Ideal Ratio | Simple Ratio | Building |
---|---|---|
2 | 1 | Offshore pump |
233 | 116(12) | Heat exchanger |
400 | 200(20) | Steam turbine |
Fusion power
Fusion power requires the production of two ingredients to function: fusion power cells and fluoroketone (cold). Both can only be produced on Aquilo using the planet's exclusive fluid resources, and holmium plates imported from Fulgora.
Fusion reactors consume the power cells, cold fluoroketone, and electricity to produce plasma. The plasma is fed into fusion generators which produce electricity and fluoroketone (hot). The hot fluoroketone must then be fed into a cryogenic plant to cool it back down, which can produce an self-sustaining loop. However, as the reactors require electricity (10 mW) to generate plasma, there must be some other power source already on the network to jump-start the system. After that, even a single fusion generator will create enough power to sustain the reactor.
Because the fluids which produce the power cells and hot fluoroketone cannot be barrelled, production of them is confined to Aquilo. However, as the cold fluoroketone can be barreled, it and the power cells can be shipped to other planets with relative ease.
Ensuring enough energy is produced
Try this checklist before you completely revamp your power source. You may also use this to rectify brownouts/blackouts.
- Did you connect the steam engine to the electric system? If not, a small yellow triangle will flash. To fix, Add some power poles near the steam engines that go to machines needing that power. Any power pole will work.

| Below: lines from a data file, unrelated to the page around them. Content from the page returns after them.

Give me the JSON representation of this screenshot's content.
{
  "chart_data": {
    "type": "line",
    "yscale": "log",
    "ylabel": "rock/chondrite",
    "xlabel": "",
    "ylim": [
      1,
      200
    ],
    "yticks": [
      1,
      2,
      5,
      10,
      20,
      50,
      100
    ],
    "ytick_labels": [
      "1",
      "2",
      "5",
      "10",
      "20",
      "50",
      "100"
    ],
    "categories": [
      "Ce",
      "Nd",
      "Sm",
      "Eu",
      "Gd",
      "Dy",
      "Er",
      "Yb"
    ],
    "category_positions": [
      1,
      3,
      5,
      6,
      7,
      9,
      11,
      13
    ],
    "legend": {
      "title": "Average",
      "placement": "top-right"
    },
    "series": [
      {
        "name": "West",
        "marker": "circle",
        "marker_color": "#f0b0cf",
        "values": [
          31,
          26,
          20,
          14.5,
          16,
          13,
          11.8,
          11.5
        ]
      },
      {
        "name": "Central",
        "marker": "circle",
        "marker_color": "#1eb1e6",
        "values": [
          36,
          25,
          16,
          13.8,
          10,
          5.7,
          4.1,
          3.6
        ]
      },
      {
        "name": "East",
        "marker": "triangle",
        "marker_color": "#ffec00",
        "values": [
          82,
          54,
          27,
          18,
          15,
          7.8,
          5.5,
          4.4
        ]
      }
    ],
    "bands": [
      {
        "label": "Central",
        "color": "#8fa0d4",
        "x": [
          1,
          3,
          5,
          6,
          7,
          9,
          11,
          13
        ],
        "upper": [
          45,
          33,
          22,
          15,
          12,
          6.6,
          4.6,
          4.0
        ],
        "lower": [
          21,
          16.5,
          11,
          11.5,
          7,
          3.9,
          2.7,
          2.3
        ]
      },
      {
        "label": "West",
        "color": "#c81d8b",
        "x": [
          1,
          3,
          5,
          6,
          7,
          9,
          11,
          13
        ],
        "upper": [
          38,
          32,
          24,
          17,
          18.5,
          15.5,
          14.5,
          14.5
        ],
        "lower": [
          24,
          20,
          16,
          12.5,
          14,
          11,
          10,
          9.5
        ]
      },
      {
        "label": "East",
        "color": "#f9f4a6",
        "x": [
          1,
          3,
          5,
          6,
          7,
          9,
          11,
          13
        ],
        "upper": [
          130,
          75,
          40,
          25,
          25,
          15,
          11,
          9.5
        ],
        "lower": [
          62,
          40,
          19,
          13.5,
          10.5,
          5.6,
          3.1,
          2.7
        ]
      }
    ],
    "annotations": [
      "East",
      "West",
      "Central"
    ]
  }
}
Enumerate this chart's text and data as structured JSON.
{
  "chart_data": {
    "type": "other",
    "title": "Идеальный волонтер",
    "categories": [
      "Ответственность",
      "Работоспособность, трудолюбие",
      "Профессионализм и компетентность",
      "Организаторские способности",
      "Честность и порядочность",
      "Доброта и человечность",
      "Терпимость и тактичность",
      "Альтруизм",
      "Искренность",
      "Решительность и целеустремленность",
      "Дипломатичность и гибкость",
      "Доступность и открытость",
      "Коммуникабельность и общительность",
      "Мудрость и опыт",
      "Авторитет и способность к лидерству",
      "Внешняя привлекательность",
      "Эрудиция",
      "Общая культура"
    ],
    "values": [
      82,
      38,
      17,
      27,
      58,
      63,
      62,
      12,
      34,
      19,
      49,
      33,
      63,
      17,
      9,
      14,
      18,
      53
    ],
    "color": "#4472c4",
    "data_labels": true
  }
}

- Is steam able to reach all steam engines?
- Do your pipes have water? Look at the windows in the pipes, hover over the pipes! Place some pipes or a tank at the end to see if there is really water coming through. If not, ensure all pipes or underground pipes are connected together.
- Is the factory producing enough fuel (coal, solid fuel, uranium fuel cells)?
- Are there enough steam generators (boilers, heat exchangers)?
- Are there enough steam engines/turbines?